The appeals court said Zisa "was not on trial for being politically connected and his family was not on trial."

Meanwhile, "the judge did not forcefully tell the jury that the prosecutor's remarks as to those matters were improper, and he did not unequivocally tell them that the improper information must be disregarded," the ruling stated.

See the ruling:

State of New Jersey v.
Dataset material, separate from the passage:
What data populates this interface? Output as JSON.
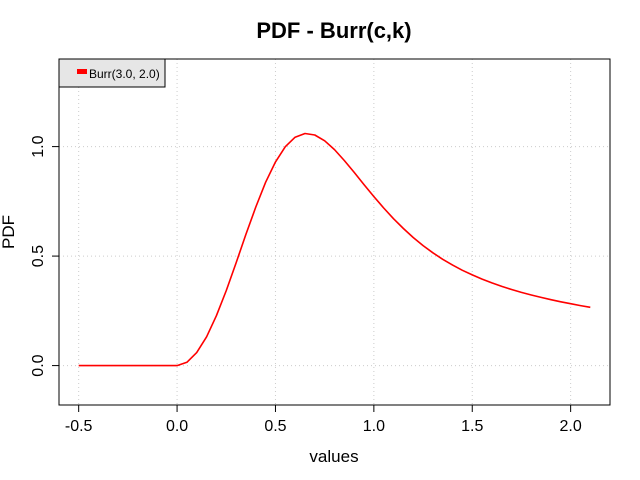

Charles K. Zisa

Zisa at crash

But the appeals court ruling didn't resolve the insurance fraud charge, which could be retried.

That comes down to whether Zisa acted improperly after his girlfriend allegedly was driving while intoxicated when she crashed his SUV into a telephone pole on Feb. 11, 2008.

She called Zisa, who went to the scene, put her into his car and drove her away from the accident.

Conte, the trial judge, "concluded the defendant's actions [Zisa] were unauthorized regardless of whether K.T. [the girlfriend] was intoxicated, because he interfered with the on-scene officers' investigation of the accident," the appeals panel wrote.

"The judge also found that defendant used his position as police chief to enable to remove K.T. from the scene," according to the ruling.

DWI involved?

On an insurance questionnaire, Zisa and his girlfriend said a cat ran in front of the vehicle and she "swerved to the right [and] hit a telephone pole," the appellate judges noted.

They also checked a box "No" to the question, "Was there any evidence of intoxication?"

The insurance company paid the claim, issuing checks totaling $11,391.88, the court said.